|
MENKIBELER (M - 1)
Evliyânın büyüklerinden
Mâlik bin Dînâr (rahmetullahi teâlâ aleyh) hazretleri ile ilgili olarak
Câfer bin Süleymân şöyle anlatır: "Bir zaman Mâlik bin Dînâr hazretleri ile
Basra'da dolaşırken, yeni yapılan bir köşk gördük. Köşkün mîmârı güler yüzlü bir
gençti. Yanına varıp selâm verdik. O da selâmımıza cevap verdi. Mâlik bin Dînâr
hazretleri ona; "Ey genç! Bu köşkü Allah için versen de Allahü teâlâ da sana
Cennet'te bundan daha iyisini ihsân etse." dedi. Genç kabûl edip; "Kefil olur
musun?" deyince, Mâlik hazretleri; "Evet." buyurdu ve bir kâğıda; "Yâ Rabbî! Bu
gence senin için verdiği bu köşke karşılık Cennet'te bir köşk ihsân eyle. Mâlik
bin Dînâr bu kuluna kefildir." şeklinde yazdı ve mektubu gence verdi. Ondan
aldığı malı da fakirlere dağıttı. Bir zaman sonra genç vefât etti.
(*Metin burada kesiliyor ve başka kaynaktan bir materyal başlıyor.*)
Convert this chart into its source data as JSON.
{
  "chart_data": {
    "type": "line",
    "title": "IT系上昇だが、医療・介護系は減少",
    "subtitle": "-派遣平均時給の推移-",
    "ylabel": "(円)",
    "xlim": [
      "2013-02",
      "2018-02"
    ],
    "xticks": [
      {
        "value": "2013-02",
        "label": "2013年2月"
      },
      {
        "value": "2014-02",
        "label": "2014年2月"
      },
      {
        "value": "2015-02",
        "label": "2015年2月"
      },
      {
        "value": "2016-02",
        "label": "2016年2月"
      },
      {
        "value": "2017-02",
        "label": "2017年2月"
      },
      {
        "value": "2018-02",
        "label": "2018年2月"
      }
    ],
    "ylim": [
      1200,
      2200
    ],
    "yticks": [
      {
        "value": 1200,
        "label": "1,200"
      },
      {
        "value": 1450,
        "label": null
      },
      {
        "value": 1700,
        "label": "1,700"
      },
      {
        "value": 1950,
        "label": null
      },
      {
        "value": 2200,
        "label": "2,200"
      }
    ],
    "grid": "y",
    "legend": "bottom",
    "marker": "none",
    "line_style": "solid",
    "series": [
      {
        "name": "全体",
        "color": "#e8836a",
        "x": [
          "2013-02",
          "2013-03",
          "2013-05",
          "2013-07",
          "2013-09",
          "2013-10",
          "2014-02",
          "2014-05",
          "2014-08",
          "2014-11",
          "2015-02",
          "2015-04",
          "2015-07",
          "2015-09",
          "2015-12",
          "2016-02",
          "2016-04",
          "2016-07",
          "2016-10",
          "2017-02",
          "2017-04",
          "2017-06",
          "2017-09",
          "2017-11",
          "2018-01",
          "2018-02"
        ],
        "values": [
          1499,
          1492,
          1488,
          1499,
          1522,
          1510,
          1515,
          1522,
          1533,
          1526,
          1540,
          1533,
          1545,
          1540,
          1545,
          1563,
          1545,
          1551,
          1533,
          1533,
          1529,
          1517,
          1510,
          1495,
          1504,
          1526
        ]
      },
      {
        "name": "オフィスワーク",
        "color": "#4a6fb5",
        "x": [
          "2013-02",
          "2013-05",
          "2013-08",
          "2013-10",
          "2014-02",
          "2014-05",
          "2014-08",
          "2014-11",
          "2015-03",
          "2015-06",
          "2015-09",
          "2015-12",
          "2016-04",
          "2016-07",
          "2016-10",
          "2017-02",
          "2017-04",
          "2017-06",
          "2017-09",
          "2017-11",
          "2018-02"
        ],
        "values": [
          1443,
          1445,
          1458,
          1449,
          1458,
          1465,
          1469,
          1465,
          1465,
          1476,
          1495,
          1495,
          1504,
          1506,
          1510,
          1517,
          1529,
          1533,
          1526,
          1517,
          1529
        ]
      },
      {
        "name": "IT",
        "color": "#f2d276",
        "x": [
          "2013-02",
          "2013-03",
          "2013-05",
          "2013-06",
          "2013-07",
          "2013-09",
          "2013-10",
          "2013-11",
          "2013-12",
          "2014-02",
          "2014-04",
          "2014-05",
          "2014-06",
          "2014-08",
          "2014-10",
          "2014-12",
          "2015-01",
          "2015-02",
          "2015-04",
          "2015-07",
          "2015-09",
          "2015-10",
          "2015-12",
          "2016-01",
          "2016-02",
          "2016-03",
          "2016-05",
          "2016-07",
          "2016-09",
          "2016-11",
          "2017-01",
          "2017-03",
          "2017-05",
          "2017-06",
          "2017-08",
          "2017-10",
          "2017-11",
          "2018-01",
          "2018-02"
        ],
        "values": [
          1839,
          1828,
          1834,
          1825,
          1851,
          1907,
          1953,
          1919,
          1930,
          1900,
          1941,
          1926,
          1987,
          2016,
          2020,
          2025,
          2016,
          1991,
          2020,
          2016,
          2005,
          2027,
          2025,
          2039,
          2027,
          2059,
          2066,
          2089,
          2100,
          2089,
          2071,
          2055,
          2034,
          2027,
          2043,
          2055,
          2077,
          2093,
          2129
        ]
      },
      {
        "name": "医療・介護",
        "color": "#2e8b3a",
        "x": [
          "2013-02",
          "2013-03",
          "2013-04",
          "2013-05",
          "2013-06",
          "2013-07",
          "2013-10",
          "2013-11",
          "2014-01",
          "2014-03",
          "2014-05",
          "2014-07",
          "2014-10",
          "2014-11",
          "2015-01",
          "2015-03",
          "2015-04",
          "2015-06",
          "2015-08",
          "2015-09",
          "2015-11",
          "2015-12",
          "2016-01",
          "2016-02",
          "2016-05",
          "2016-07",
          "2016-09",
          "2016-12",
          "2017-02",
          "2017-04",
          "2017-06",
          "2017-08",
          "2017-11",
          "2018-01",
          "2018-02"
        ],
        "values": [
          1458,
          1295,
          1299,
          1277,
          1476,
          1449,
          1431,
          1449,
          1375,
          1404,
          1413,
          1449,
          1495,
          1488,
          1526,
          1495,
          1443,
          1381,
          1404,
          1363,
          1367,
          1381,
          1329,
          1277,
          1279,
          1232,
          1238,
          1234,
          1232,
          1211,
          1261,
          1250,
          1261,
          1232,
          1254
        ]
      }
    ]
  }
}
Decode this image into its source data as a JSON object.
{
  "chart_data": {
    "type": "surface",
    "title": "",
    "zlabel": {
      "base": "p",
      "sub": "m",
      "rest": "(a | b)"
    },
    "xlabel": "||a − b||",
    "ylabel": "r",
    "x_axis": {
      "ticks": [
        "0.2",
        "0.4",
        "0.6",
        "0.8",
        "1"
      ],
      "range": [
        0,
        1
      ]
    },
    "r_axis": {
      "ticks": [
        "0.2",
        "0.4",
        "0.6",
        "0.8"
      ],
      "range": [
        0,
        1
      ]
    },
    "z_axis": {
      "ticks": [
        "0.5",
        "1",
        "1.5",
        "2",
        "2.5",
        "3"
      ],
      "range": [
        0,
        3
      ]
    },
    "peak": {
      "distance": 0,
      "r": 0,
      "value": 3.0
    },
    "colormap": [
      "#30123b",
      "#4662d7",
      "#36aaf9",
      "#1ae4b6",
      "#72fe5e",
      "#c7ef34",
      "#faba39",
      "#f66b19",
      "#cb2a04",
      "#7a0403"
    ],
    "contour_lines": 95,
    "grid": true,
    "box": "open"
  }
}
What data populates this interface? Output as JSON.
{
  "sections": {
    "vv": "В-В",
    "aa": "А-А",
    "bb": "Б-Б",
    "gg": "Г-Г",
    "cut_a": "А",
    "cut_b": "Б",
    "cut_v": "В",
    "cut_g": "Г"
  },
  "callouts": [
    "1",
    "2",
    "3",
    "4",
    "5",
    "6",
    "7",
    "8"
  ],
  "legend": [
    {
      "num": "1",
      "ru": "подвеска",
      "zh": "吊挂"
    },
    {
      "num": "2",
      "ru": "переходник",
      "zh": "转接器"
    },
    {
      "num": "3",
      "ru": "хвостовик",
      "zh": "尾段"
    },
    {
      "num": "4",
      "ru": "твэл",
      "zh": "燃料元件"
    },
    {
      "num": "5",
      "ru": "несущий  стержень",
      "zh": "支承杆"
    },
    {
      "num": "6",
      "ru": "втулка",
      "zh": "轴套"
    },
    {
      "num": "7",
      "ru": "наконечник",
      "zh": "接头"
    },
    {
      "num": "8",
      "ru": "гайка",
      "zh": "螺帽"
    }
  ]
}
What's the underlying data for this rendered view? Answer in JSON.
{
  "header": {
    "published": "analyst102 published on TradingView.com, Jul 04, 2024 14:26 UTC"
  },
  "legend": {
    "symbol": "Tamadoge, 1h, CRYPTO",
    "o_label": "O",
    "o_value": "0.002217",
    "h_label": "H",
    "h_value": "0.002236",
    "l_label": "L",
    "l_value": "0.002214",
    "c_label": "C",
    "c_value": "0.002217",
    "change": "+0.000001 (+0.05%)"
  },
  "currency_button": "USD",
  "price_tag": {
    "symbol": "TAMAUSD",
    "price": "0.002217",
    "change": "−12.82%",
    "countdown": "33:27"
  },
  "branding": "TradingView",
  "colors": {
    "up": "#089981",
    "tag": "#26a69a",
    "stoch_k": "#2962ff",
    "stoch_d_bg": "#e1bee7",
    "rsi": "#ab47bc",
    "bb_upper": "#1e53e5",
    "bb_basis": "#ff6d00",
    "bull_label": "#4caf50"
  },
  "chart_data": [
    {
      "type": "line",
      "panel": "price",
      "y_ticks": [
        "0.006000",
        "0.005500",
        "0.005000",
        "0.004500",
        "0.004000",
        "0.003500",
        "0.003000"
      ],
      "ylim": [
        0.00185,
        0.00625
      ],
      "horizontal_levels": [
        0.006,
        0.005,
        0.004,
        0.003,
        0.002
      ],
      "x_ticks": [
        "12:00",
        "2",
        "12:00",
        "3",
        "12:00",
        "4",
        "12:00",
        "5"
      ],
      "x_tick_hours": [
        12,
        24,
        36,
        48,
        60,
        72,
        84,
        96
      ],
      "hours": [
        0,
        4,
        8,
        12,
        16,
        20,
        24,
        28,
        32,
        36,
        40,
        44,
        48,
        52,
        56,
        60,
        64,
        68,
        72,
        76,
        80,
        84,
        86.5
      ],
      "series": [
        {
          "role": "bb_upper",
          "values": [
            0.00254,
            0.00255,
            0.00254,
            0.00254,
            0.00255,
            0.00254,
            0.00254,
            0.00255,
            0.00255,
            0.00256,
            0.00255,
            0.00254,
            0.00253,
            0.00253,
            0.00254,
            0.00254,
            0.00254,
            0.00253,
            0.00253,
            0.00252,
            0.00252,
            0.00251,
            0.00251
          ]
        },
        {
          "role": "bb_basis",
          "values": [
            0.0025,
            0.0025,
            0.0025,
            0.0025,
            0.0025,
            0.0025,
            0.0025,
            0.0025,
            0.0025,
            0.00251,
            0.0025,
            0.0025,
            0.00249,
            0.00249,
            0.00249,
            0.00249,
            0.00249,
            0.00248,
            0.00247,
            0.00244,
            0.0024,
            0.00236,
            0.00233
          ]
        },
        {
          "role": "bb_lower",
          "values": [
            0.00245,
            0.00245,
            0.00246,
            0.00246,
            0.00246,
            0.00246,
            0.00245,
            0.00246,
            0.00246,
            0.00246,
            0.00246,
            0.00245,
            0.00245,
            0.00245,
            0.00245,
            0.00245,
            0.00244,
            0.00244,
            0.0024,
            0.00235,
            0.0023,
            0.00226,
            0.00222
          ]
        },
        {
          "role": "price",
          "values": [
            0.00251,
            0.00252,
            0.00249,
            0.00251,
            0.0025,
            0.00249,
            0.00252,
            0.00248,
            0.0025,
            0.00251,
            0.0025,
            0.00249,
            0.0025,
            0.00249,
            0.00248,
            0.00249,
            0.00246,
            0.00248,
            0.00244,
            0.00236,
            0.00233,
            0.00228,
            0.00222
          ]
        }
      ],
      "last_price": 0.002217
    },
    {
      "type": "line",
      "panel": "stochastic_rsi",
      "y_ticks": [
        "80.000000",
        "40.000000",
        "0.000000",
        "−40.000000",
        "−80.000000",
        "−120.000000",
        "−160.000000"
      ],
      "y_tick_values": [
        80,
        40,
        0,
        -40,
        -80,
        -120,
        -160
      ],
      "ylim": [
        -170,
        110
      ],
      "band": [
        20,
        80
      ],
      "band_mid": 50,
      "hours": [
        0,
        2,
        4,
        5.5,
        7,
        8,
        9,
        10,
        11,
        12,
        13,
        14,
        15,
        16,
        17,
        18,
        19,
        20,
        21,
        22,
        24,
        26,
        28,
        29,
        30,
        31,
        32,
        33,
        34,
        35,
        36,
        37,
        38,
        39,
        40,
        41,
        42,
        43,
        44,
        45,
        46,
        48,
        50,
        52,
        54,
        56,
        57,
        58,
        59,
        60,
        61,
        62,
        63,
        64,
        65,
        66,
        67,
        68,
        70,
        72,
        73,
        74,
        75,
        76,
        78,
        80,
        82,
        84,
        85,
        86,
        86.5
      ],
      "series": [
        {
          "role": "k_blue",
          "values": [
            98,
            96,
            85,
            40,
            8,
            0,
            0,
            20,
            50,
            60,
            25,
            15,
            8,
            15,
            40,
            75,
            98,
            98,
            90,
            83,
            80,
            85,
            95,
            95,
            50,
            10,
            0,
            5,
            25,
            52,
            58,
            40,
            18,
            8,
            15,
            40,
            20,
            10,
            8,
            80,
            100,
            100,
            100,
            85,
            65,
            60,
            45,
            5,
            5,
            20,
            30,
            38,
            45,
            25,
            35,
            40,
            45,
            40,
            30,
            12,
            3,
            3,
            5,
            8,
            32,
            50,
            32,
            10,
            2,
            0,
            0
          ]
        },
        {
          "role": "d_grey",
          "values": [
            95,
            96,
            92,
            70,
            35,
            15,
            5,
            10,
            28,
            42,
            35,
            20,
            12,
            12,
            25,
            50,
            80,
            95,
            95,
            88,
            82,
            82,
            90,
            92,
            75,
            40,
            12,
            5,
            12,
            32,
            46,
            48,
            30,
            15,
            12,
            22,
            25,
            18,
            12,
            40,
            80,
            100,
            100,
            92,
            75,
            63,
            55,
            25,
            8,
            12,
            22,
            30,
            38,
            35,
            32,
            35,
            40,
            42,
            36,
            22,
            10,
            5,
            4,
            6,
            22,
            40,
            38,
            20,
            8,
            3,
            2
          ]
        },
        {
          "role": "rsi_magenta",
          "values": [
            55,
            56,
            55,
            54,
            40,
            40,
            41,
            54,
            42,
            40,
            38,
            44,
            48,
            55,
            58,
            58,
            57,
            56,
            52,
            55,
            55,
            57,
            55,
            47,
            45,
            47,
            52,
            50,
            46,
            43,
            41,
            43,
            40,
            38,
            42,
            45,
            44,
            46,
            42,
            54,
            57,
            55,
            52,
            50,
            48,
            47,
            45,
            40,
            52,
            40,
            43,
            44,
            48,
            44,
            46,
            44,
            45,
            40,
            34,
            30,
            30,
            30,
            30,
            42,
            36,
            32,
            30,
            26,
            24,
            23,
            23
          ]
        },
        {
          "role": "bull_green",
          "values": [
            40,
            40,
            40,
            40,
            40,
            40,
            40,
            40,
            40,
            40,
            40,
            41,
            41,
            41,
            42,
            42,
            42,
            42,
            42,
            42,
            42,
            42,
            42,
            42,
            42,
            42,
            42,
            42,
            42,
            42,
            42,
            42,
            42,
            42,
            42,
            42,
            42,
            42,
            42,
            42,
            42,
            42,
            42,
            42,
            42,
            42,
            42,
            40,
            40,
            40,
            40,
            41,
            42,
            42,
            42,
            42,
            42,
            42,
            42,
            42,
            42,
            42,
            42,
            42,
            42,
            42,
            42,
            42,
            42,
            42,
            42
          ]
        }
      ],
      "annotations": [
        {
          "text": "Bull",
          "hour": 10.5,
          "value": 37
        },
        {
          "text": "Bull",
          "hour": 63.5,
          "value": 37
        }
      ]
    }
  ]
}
Mâlik bin
Dînâr hazretleri gencin vefât ettiği gece mihrabına konulmuş mânevî bir mektup
buldu. Ona baktığında; "Bu Mâlik bin Dînâr'a bir berâttır. Senin söylediğinden
yetmiş kat fazlasıyla gencin köşkünü kendisine teslim ettik." diye yazılı
olduğunu gördü.
Doğu Anadolu'da yetişen
evliyânın meşhurlarından Seyyid Mehmed Emîn (rahmetullahi teâlâ aleyh)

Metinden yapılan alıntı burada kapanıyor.